Flink Configuration
Flink configuration options provided on the SessionCluster resource are applied on the Flink cluster-level. On this page, we describe how the Flink configuration is applied to your session cluster and highlight important configuration options.
Overview
The Flink configuration is specified as part of the SessionCluster spec.
kind: SessionCluster
spec:
flinkConfiguration:
key: value
Please consult the official Flink documentation for a listing of available configuration options.
Environment Variables
You can reference environment variables inside flinkConfiguration
through shell format strings:
kind: SessionCluster
spec:
flinkConfiguration:
s3.access-key: ${S3_ACCESS_KEY}
This allows you to store sensitive information such as passwords, keys and tokens as Kubernetes secrets and reference them by setting up an environment variable via Kubernetes Pod Templates or a custom Flink Docker image.
File Systems
The default Flink Docker images provided by Ververica Platform include FileSystem implementations for popular blob storage providers.
Blob Storage Provider | Scheme | FileSystem Implementation |
---|---|---|
File System | file | LocalFileSystem |
AWS S3 | s3 , s3p | PrestoS3FileSystem |
AWS S3 | s3a | S3AFileSystem |
Microsoft ABS | wasbs | NativeAzureFileSystem |
Apache Hadoop® HDFS | hdfs | HadoopFileSystem |
Microsoft ABS Workload Identity | wiaz | Ververica custom plugin implementation |
If you use Universal Blob Storage, all relevant Flink options, including credentials, will be configured on the Flink cluster-level. Please consult the official Flink documentation for details about manual configuration of file systems.
Note that additional file system implementations have to be loaded as Flink plugins which requires a custom Flink Docker image.
High-Availability (Jobmanager Failover)
Flink requires an external service for high-availability in order to be able to recover the internal state of the Flink Jobmanager process (including metadata about checkpoints) on failures.

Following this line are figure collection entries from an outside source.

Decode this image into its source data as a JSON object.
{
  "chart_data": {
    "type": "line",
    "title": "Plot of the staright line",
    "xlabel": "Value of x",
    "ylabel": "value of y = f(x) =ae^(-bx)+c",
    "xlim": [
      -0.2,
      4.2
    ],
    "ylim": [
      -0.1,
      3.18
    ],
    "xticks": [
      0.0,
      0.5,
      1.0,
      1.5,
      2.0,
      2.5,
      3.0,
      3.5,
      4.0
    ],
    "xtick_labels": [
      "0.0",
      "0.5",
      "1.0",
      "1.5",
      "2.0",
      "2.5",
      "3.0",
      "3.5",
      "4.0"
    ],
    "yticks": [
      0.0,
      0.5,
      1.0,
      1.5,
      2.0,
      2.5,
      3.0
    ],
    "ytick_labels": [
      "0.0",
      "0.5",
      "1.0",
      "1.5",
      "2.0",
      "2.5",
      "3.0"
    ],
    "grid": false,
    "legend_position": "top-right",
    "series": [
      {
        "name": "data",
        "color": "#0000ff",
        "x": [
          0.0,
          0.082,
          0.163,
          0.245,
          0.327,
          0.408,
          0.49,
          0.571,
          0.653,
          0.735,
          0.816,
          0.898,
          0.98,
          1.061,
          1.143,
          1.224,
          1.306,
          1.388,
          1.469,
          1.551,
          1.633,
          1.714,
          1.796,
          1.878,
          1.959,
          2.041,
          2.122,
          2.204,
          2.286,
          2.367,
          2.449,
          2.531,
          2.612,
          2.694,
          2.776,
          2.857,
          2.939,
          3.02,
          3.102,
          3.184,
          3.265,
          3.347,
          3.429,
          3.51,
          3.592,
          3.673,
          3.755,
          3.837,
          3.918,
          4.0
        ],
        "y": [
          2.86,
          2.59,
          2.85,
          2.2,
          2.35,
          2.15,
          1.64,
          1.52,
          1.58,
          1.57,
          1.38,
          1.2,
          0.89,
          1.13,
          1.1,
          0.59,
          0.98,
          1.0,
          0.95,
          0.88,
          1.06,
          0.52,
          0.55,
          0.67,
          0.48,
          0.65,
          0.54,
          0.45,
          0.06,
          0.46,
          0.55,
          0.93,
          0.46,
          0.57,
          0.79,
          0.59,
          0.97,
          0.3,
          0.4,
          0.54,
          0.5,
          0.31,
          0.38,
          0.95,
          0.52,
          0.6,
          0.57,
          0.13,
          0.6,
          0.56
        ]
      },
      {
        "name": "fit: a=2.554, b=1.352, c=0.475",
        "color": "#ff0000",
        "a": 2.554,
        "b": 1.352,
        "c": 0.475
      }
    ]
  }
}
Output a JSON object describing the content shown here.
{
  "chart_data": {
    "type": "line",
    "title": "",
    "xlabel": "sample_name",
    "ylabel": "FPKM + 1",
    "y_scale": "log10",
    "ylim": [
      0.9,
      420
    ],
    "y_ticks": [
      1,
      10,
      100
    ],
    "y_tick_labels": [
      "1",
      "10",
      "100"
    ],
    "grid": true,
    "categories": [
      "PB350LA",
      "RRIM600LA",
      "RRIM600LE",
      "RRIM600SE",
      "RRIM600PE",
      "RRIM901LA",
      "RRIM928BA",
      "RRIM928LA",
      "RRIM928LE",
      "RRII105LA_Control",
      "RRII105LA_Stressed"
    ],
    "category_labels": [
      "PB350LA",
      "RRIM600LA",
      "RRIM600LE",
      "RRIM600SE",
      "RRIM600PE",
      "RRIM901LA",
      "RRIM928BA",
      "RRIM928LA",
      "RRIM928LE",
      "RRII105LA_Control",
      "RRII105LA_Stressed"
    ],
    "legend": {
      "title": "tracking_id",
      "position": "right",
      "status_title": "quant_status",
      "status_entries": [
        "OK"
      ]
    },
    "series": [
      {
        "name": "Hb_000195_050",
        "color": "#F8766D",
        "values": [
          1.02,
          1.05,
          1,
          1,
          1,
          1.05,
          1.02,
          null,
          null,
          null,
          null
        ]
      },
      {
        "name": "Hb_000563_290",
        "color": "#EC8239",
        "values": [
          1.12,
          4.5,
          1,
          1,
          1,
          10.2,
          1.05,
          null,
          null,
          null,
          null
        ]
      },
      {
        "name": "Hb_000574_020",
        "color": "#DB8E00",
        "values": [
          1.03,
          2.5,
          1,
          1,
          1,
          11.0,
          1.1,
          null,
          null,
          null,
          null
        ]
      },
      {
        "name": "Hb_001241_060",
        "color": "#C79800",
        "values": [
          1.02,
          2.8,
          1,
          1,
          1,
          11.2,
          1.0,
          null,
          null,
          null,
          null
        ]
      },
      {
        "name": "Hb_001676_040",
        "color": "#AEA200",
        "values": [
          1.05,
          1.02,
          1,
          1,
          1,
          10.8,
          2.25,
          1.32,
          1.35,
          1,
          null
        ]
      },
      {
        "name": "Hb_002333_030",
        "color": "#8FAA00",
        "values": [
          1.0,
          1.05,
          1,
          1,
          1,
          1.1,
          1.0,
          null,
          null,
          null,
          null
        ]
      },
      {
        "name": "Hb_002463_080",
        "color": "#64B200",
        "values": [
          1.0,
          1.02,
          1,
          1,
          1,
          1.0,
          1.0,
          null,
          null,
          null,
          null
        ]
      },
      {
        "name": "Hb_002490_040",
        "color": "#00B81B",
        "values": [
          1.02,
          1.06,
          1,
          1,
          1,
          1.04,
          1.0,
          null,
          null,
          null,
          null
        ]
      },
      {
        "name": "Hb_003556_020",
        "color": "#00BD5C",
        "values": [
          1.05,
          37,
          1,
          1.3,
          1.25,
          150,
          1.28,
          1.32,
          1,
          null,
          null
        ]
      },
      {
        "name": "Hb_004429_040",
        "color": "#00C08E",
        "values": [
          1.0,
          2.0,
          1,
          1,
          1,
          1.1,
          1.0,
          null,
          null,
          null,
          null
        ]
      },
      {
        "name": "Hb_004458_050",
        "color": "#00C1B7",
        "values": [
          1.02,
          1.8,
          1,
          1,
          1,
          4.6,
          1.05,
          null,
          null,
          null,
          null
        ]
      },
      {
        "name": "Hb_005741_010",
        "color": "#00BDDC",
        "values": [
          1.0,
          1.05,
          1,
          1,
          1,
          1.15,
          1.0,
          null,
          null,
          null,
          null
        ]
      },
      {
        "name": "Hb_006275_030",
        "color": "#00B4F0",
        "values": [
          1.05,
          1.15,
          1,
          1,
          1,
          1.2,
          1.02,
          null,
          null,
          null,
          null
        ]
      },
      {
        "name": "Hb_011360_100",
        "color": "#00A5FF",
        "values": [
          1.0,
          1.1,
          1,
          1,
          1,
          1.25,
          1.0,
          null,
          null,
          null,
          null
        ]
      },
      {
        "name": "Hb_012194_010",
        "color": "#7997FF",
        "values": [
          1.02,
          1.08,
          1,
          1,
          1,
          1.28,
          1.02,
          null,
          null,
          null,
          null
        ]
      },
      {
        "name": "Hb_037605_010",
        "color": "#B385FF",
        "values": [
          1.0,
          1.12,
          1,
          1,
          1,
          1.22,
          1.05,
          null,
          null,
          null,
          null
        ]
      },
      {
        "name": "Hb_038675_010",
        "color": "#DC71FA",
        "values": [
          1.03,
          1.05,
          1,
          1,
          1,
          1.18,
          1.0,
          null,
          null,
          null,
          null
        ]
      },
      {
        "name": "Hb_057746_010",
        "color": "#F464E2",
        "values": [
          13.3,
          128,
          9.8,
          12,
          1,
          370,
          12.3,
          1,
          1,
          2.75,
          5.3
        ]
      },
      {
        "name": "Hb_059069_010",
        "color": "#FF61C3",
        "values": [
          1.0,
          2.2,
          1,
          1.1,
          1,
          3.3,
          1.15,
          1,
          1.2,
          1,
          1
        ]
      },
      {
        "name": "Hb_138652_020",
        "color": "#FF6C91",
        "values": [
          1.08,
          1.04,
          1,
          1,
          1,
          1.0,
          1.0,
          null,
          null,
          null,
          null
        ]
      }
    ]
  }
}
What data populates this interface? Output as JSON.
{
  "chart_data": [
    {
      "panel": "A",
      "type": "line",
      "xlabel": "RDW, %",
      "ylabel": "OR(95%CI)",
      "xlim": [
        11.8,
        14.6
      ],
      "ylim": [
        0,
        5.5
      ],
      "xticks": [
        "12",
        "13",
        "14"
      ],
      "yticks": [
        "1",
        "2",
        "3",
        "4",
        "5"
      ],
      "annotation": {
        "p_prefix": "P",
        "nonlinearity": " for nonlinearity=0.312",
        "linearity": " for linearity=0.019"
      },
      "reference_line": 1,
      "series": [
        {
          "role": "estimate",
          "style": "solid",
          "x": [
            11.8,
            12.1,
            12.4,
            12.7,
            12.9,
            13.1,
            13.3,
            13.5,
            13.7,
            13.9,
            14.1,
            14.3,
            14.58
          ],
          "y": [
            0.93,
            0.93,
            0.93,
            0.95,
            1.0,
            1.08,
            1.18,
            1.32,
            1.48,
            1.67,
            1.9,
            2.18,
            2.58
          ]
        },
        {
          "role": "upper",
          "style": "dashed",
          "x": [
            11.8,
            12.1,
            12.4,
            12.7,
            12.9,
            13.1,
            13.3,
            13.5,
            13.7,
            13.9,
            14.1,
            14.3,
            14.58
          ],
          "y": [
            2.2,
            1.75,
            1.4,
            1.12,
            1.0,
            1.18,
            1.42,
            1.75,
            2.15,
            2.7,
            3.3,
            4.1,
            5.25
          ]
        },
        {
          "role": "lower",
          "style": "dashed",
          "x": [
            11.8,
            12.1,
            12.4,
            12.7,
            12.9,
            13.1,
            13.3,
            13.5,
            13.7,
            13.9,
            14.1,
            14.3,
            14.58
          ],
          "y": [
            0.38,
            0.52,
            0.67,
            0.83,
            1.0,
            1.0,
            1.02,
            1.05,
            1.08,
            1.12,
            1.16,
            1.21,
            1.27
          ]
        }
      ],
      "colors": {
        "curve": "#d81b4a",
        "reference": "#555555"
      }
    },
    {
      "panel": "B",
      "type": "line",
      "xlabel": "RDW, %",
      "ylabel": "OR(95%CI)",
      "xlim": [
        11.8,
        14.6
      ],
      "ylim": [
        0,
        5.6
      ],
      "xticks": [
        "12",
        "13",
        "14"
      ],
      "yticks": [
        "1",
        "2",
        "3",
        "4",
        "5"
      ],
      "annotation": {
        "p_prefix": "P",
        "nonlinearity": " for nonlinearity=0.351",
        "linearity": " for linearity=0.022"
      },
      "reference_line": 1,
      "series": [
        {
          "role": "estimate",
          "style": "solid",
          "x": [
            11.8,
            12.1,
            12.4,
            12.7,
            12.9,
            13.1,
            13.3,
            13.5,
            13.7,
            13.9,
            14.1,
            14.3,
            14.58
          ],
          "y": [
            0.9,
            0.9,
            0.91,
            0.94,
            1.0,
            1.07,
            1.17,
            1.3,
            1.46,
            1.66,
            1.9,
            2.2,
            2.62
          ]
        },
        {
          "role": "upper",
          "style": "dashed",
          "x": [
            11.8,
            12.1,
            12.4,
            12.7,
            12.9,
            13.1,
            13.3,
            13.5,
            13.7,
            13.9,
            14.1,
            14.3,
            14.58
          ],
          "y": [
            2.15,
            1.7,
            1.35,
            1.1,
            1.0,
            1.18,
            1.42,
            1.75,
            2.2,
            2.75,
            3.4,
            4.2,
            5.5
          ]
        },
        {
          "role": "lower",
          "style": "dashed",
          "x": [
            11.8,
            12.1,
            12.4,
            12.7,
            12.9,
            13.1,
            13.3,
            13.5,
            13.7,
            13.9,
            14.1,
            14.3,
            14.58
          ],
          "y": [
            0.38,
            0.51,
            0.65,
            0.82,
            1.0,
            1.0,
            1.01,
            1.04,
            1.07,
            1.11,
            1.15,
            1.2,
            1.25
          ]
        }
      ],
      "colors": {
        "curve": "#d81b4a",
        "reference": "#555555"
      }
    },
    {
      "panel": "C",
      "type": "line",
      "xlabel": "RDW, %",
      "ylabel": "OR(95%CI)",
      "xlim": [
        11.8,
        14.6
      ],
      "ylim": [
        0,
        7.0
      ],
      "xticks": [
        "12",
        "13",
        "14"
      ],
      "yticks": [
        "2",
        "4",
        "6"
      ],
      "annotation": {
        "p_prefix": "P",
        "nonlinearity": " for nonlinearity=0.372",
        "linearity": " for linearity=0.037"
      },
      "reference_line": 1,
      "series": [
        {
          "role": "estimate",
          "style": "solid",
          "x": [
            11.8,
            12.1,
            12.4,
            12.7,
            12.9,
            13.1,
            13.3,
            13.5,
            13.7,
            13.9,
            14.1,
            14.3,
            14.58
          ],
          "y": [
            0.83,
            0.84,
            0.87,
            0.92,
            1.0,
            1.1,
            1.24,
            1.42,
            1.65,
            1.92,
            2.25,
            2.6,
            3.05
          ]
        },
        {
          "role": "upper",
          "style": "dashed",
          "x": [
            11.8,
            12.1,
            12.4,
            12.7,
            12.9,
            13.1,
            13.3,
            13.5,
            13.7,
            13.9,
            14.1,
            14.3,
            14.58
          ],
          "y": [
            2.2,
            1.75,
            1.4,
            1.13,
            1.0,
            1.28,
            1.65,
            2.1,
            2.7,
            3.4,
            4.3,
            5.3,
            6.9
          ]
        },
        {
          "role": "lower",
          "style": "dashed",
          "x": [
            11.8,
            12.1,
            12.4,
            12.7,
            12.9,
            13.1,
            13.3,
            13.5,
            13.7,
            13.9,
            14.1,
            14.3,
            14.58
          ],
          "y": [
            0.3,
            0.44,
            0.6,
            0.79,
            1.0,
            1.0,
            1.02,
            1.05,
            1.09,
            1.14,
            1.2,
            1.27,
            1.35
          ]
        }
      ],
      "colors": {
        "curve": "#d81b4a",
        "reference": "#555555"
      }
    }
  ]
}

By default, Flink Jobmanager failover is not enabled. For production installations it is highly recommended to configure Flink with such a service. Please refer to the Flink configuration for details on how to configure high-availability services manually.
Kubernetes
Ververica Platform supports two options for Flink high-availability services on Kubernetes that do not have any additional dependencies, Flink Kubernetes and Ververica Platform Kubernetes. See Kubernetes High-Availability Service for discussion.
Flink Kubernetes
The high-availability service is enabled via the following configuration:
kind: SessionCluster
spec:
flinkConfiguration:
high-availability: kubernetes
If Universal Blob Storage
is not configured, you have to additionally provide the
high-availability.storageDir
configuration.